Дежурная пожала плечами.
— С нею все в порядке, вы не знаете?
Дежурная взяла долгую паузу, размышляя над тем, что мне ответить, и в конце концов решила не отвечать вовсе.
Дело было 2 ноября, в пятницу. Меня уже пять дней как выписали из больницы, а еще через пару дней — в ближайший понедельник — должны были признать годным к мучительному восхождению в мансарду Найл-холла, однако чувствовал я себя сейчас хуже, чем после операции, когда делал первые неуверенные шаги в палате. Но к кому же обратиться за подтверждением того страшного факта, что Оливии нет в живых? И обратиться так, чтобы он (или она) не обвинили меня в том, что именно я и убил ее? Может быть, новость о самоубийстве в Уайнсбурге просочилась в газеты? Может быть, имеет смысл пойти в библиотеку и прошерстить подшивки кливлендских ежедневных изданий? Разумеется, в городской газете «Уайнсбургский орел» и в студенческой многотиражке «Сова» об этом не проронят ни слова. В здешнем кампусе можно покончить с собой двадцать раз подряд, но кастрированная газетенка про это не напишет. Чего ради меня вообще понесло в эту жалкую дыру? Почему я не сижу сейчас в городском парке Ньюарка вместе с пьяницами и бомжами, почему не уплетаю бутерброды в обществе закадычного дружка Спинелли, почему не играю на второй позиции в команде колледжа Трита, почему не слушаю лекции профессоров из Нью-Йорка? Если бы не мой отец, если бы не Флассер, если бы не Элвин, если бы не Оливия!..
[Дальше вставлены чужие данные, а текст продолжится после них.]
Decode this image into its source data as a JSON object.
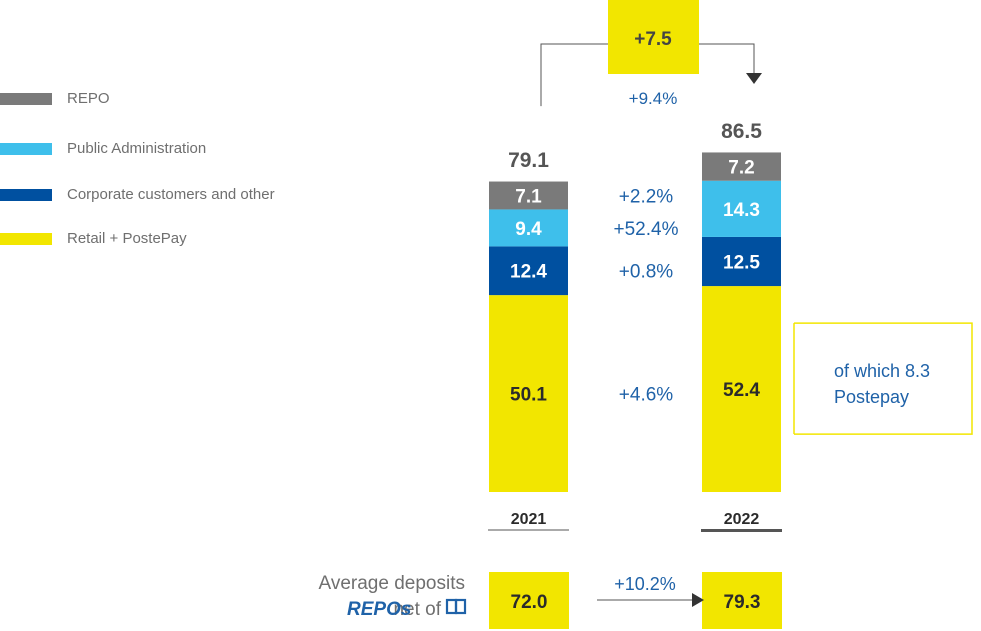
{
  "legend": [
    {
      "label": "REPO",
      "color": "#7a7a7a"
    },
    {
      "label": "Public Administration",
      "color": "#3ebfeb"
    },
    {
      "label": "Corporate customers and other",
      "color": "#0050a0"
    },
    {
      "label": "Retail + PostePay",
      "color": "#f2e600"
    }
  ],
  "chart_data": {
    "type": "bar",
    "stacked": true,
    "categories": [
      "2021",
      "2022"
    ],
    "series": [
      {
        "name": "Retail + PostePay",
        "color": "#f2e600",
        "label_color": "#2b2b2b",
        "values": [
          50.1,
          52.4
        ]
      },
      {
        "name": "Corporate customers and other",
        "color": "#0050a0",
        "label_color": "#ffffff",
        "values": [
          12.4,
          12.5
        ]
      },
      {
        "name": "Public Administration",
        "color": "#3ebfeb",
        "label_color": "#ffffff",
        "values": [
          9.4,
          14.3
        ]
      },
      {
        "name": "REPO",
        "color": "#7a7a7a",
        "label_color": "#ffffff",
        "values": [
          7.1,
          7.2
        ]
      }
    ],
    "value_labels": [
      [
        "50.1",
        "52.4"
      ],
      [
        "12.4",
        "12.5"
      ],
      [
        "9.4",
        "14.3"
      ],
      [
        "7.1",
        "7.2"
      ]
    ],
    "totals": [
      79.1,
      86.5
    ],
    "total_labels": [
      "79.1",
      "86.5"
    ],
    "growth_labels": [
      "+4.6%",
      "+0.8%",
      "+52.4%",
      "+2.2%"
    ],
    "change": {
      "absolute": "+7.5",
      "percent": "+9.4%"
    },
    "note": [
      "of which 8.3",
      "Postepay"
    ],
    "average_deposits": {
      "label_lines": [
        "Average deposits",
        "net of"
      ],
      "label_term": "REPOs",
      "values": [
        72.0,
        79.3
      ],
      "value_labels": [
        "72.0",
        "79.3"
      ],
      "growth": "+10.2%"
    }
  }
}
Из Доулэнда я помчался обратно в Дженкинс, пробежал по коридору первого этажа до приемной декана Кодуэлла и осведомился у секретарши, можно ли попасть к нему на прием. Секретарша, указав на кресло, предложила мне подождать: декан принимает кого-то из студентов. Студентом этим оказался Берт Флассер, которого я не видел с тех самых пор, как съехал из комнаты на четверых. Из-за чего, интересно, его вызвали к декану? Или, пожалуй, интересно, почему его не вызывают сюда каждый день? Он ведь все время с кем-нибудь конфликтует. Вернее, он все время конфликтует буквально со всеми. Провоцирует людей, подзуживает и сам же осаживает. Как вынести такое, если это происходит круглыми сутками и повторяется изо дня в день? И кто, кроме Флассера, добровольно избрал бы роль всех дразнящего, ехидничающего на каждом шагу и, разумеется, всеми презираемого, воистину отвратительного изгоя? И в каком другом месте, кроме Уайнсбурга, могло бы процветать столь омерзительное чудовище, только упивающееся тем, что проклятия так и сыплются ему на голову? Меж тем здесь, в этом мире праведников, анафема стала для Флассера родной стихией, в отличие от меня!